Obviously there will be a gap between the price you get and the price it’s sold on for, but if there was no mark-up there would be no tout.
Or imagine your favourite band announces a tour, but you miss the tickets when they go on sale (or you can’t get through to make a purchase) and they quickly sell out.
The tout – or secondary-sale websites such as Viagogo and eBay – means you still get a chance to see the gig.
Buying through this route is inevitably more expensive, but that’s capitalism for you. Like other commodities, tickets are only worth what people are willing to pay for them – and if that means double the face value, say, then so be it.
Why touting should be banned
One of the strongest arguments against black-market ticket sales is that it is the touts themselves who create demand for their services.

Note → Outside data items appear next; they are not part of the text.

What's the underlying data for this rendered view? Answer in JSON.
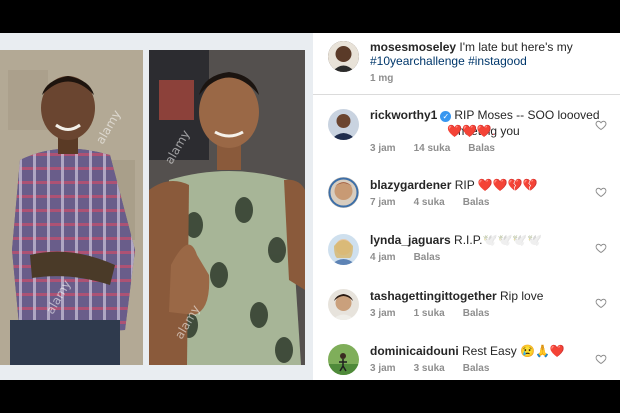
{
  "caption": {
    "username": "mosesmoseley",
    "text": "I'm late but here's my",
    "hashtags": "#10yearchallenge #instagood",
    "time": "1 mg"
  },
  "comments": [
    {
      "username": "rickworthy1",
      "verified": true,
      "text": "RIP Moses -- SOO loooved meeting you",
      "emoji": "❤️❤️❤️.",
      "time": "3 jam",
      "likes": "14 suka",
      "reply": "Balas"
    },
    {
      "username": "blazygardener",
      "verified": false,
      "text": "RIP",
      "emoji": "❤️❤️💔💔",
      "time": "7 jam",
      "likes": "4 suka",
      "reply": "Balas"
    },
    {
      "username": "lynda_jaguars",
      "verified": false,
      "text": "R.I.P.",
      "emoji": "🕊️🕊️🕊️🕊️",
      "time": "4 jam",
      "likes": "",
      "reply": "Balas"
    },
    {
      "username": "tashagettingittogether",
      "verified": false,
      "text": "Rip love",
      "emoji": "",
      "time": "3 jam",
      "likes": "1 suka",
      "reply": "Balas"
    },
    {
      "username": "dominicaidouni",
      "verified": false,
      "text": "Rest Easy",
      "emoji": "😢🙏❤️",
      "time": "3 jam",
      "likes": "3 suka",
      "reply": "Balas"
    }
  ],
  "watermarks": [
    "alamy",
    "alamy",
    "alamy",
    "alamy"
  ],
  "colors": {
    "heart": "#ed4956",
    "text": "#262626",
    "meta": "#8e8e8e",
    "hashtag": "#00376b",
    "verified": "#3897f0"
  }
}
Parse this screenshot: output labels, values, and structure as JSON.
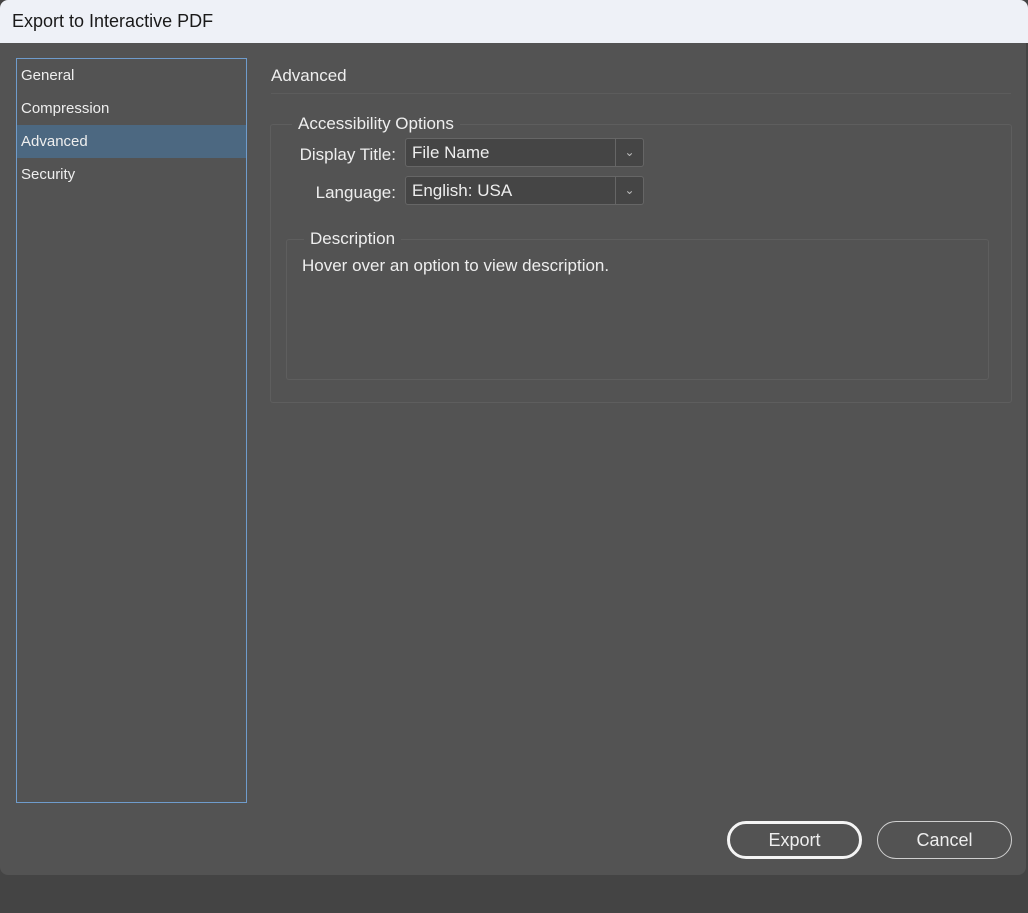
{
  "window": {
    "title": "Export to Interactive PDF"
  },
  "sidebar": {
    "items": [
      {
        "label": "General"
      },
      {
        "label": "Compression"
      },
      {
        "label": "Advanced",
        "selected": true
      },
      {
        "label": "Security"
      }
    ]
  },
  "main": {
    "heading": "Advanced",
    "accessibility": {
      "legend": "Accessibility Options",
      "display_title": {
        "label": "Display Title:",
        "value": "File Name"
      },
      "language": {
        "label": "Language:",
        "value": "English: USA"
      }
    },
    "description": {
      "legend": "Description",
      "text": "Hover over an option to view description."
    }
  },
  "buttons": {
    "export": "Export",
    "cancel": "Cancel"
  },
  "colors": {
    "selection": "#4c6881",
    "dialog_bg": "#535353",
    "focus_border": "#6f9ccc"
  }
}
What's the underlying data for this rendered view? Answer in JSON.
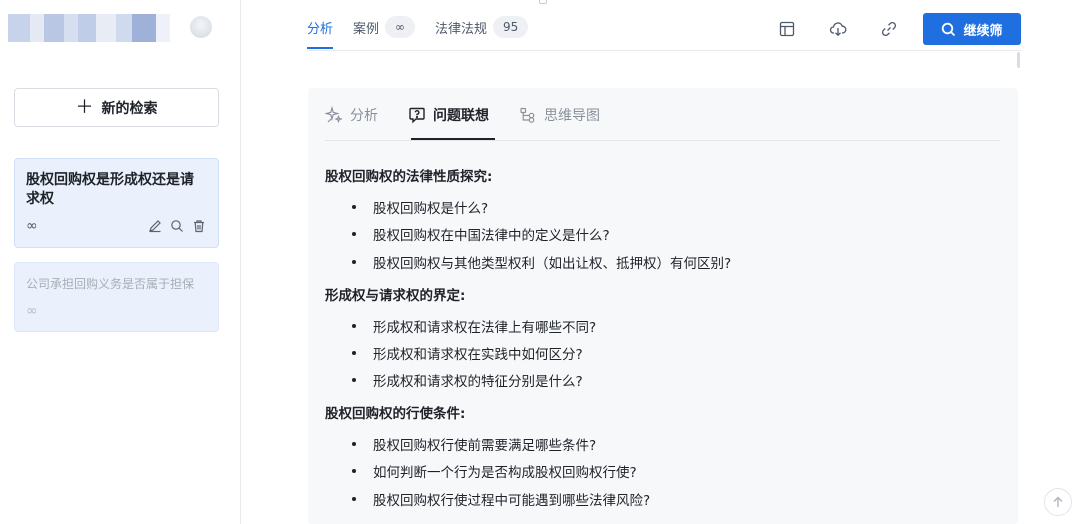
{
  "sidebar": {
    "new_search_label": "新的检索",
    "history": [
      {
        "title": "股权回购权是形成权还是请求权",
        "mode": "∞"
      },
      {
        "title": "公司承担回购义务是否属于担保",
        "mode": "∞"
      }
    ]
  },
  "header": {
    "tabs": [
      {
        "label": "分析"
      },
      {
        "label": "案例",
        "badge": "∞"
      },
      {
        "label": "法律法规",
        "badge": "95"
      }
    ],
    "continue_label": "继续筛"
  },
  "panel": {
    "sub_tabs": [
      {
        "label": "分析"
      },
      {
        "label": "问题联想"
      },
      {
        "label": "思维导图"
      }
    ],
    "sections": [
      {
        "title": "股权回购权的法律性质探究:",
        "items": [
          "股权回购权是什么?",
          "股权回购权在中国法律中的定义是什么?",
          "股权回购权与其他类型权利（如出让权、抵押权）有何区别?"
        ]
      },
      {
        "title": "形成权与请求权的界定:",
        "items": [
          "形成权和请求权在法律上有哪些不同?",
          "形成权和请求权在实践中如何区分?",
          "形成权和请求权的特征分别是什么?"
        ]
      },
      {
        "title": "股权回购权的行使条件:",
        "items": [
          "股权回购权行使前需要满足哪些条件?",
          "如何判断一个行为是否构成股权回购权行使?",
          "股权回购权行使过程中可能遇到哪些法律风险?"
        ]
      }
    ]
  },
  "colors": {
    "accent": "#1f6fe0",
    "card_bg": "#eaf1fc",
    "panel_bg": "#f7f8fa"
  },
  "icons": [
    "avatar",
    "plus-icon",
    "edit-icon",
    "search-icon",
    "trash-icon",
    "table-icon",
    "download-icon",
    "link-icon",
    "sparkle-icon",
    "question-bubble-icon",
    "mindmap-icon",
    "arrow-up-icon"
  ]
}
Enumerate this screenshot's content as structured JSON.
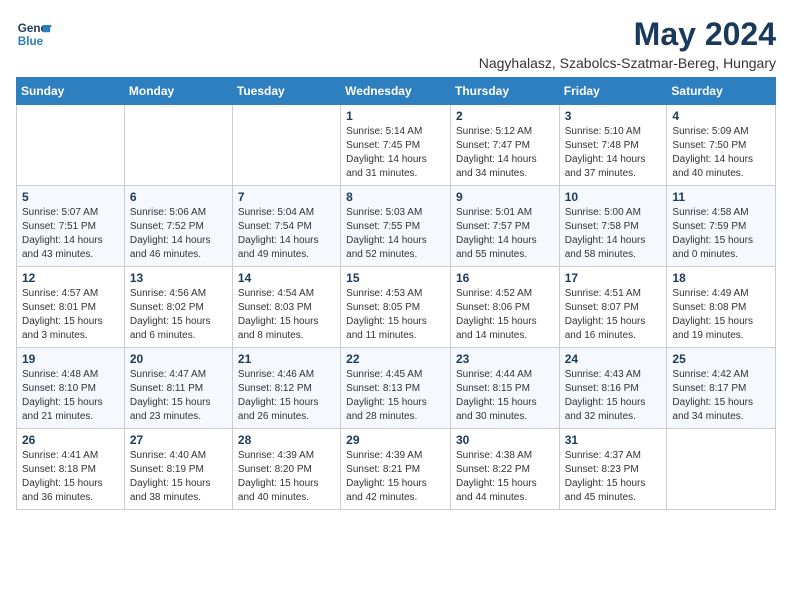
{
  "header": {
    "logo_line1": "General",
    "logo_line2": "Blue",
    "month": "May 2024",
    "location": "Nagyhalasz, Szabolcs-Szatmar-Bereg, Hungary"
  },
  "weekdays": [
    "Sunday",
    "Monday",
    "Tuesday",
    "Wednesday",
    "Thursday",
    "Friday",
    "Saturday"
  ],
  "weeks": [
    [
      {
        "day": "",
        "info": ""
      },
      {
        "day": "",
        "info": ""
      },
      {
        "day": "",
        "info": ""
      },
      {
        "day": "1",
        "info": "Sunrise: 5:14 AM\nSunset: 7:45 PM\nDaylight: 14 hours\nand 31 minutes."
      },
      {
        "day": "2",
        "info": "Sunrise: 5:12 AM\nSunset: 7:47 PM\nDaylight: 14 hours\nand 34 minutes."
      },
      {
        "day": "3",
        "info": "Sunrise: 5:10 AM\nSunset: 7:48 PM\nDaylight: 14 hours\nand 37 minutes."
      },
      {
        "day": "4",
        "info": "Sunrise: 5:09 AM\nSunset: 7:50 PM\nDaylight: 14 hours\nand 40 minutes."
      }
    ],
    [
      {
        "day": "5",
        "info": "Sunrise: 5:07 AM\nSunset: 7:51 PM\nDaylight: 14 hours\nand 43 minutes."
      },
      {
        "day": "6",
        "info": "Sunrise: 5:06 AM\nSunset: 7:52 PM\nDaylight: 14 hours\nand 46 minutes."
      },
      {
        "day": "7",
        "info": "Sunrise: 5:04 AM\nSunset: 7:54 PM\nDaylight: 14 hours\nand 49 minutes."
      },
      {
        "day": "8",
        "info": "Sunrise: 5:03 AM\nSunset: 7:55 PM\nDaylight: 14 hours\nand 52 minutes."
      },
      {
        "day": "9",
        "info": "Sunrise: 5:01 AM\nSunset: 7:57 PM\nDaylight: 14 hours\nand 55 minutes."
      },
      {
        "day": "10",
        "info": "Sunrise: 5:00 AM\nSunset: 7:58 PM\nDaylight: 14 hours\nand 58 minutes."
      },
      {
        "day": "11",
        "info": "Sunrise: 4:58 AM\nSunset: 7:59 PM\nDaylight: 15 hours\nand 0 minutes."
      }
    ],
    [
      {
        "day": "12",
        "info": "Sunrise: 4:57 AM\nSunset: 8:01 PM\nDaylight: 15 hours\nand 3 minutes."
      },
      {
        "day": "13",
        "info": "Sunrise: 4:56 AM\nSunset: 8:02 PM\nDaylight: 15 hours\nand 6 minutes."
      },
      {
        "day": "14",
        "info": "Sunrise: 4:54 AM\nSunset: 8:03 PM\nDaylight: 15 hours\nand 8 minutes."
      },
      {
        "day": "15",
        "info": "Sunrise: 4:53 AM\nSunset: 8:05 PM\nDaylight: 15 hours\nand 11 minutes."
      },
      {
        "day": "16",
        "info": "Sunrise: 4:52 AM\nSunset: 8:06 PM\nDaylight: 15 hours\nand 14 minutes."
      },
      {
        "day": "17",
        "info": "Sunrise: 4:51 AM\nSunset: 8:07 PM\nDaylight: 15 hours\nand 16 minutes."
      },
      {
        "day": "18",
        "info": "Sunrise: 4:49 AM\nSunset: 8:08 PM\nDaylight: 15 hours\nand 19 minutes."
      }
    ],
    [
      {
        "day": "19",
        "info": "Sunrise: 4:48 AM\nSunset: 8:10 PM\nDaylight: 15 hours\nand 21 minutes."
      },
      {
        "day": "20",
        "info": "Sunrise: 4:47 AM\nSunset: 8:11 PM\nDaylight: 15 hours\nand 23 minutes."
      },
      {
        "day": "21",
        "info": "Sunrise: 4:46 AM\nSunset: 8:12 PM\nDaylight: 15 hours\nand 26 minutes."
      },
      {
        "day": "22",
        "info": "Sunrise: 4:45 AM\nSunset: 8:13 PM\nDaylight: 15 hours\nand 28 minutes."
      },
      {
        "day": "23",
        "info": "Sunrise: 4:44 AM\nSunset: 8:15 PM\nDaylight: 15 hours\nand 30 minutes."
      },
      {
        "day": "24",
        "info": "Sunrise: 4:43 AM\nSunset: 8:16 PM\nDaylight: 15 hours\nand 32 minutes."
      },
      {
        "day": "25",
        "info": "Sunrise: 4:42 AM\nSunset: 8:17 PM\nDaylight: 15 hours\nand 34 minutes."
      }
    ],
    [
      {
        "day": "26",
        "info": "Sunrise: 4:41 AM\nSunset: 8:18 PM\nDaylight: 15 hours\nand 36 minutes."
      },
      {
        "day": "27",
        "info": "Sunrise: 4:40 AM\nSunset: 8:19 PM\nDaylight: 15 hours\nand 38 minutes."
      },
      {
        "day": "28",
        "info": "Sunrise: 4:39 AM\nSunset: 8:20 PM\nDaylight: 15 hours\nand 40 minutes."
      },
      {
        "day": "29",
        "info": "Sunrise: 4:39 AM\nSunset: 8:21 PM\nDaylight: 15 hours\nand 42 minutes."
      },
      {
        "day": "30",
        "info": "Sunrise: 4:38 AM\nSunset: 8:22 PM\nDaylight: 15 hours\nand 44 minutes."
      },
      {
        "day": "31",
        "info": "Sunrise: 4:37 AM\nSunset: 8:23 PM\nDaylight: 15 hours\nand 45 minutes."
      },
      {
        "day": "",
        "info": ""
      }
    ]
  ]
}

For example, as soon as tickets for a popular event go on sale – online or by phone – touts will make huge efforts to buy up as many tickets as possible in the knowledge they will be able to make a profit by selling them on at a greatly inflated price.
This means that ordinary consumers are less likely to be able to buy tickets directly in the first place.
The pop group LCD Soundsystem was shocked when this happened to tickets for what was supposed to be its final concert in New York. But the band did come up with a plan to thwart the touts (or scalpers as they are known in the US) by adding extra shows, thus devaluing the black-market tickets.
Some people argue that it is the fault of promoters for setting ticket prices too low.
But this ignores the fact that these more reasonable prices do at least give those on lower incomes the opportunity to attend events – even if their chances of buying tickets are reduced by the touts’ activities.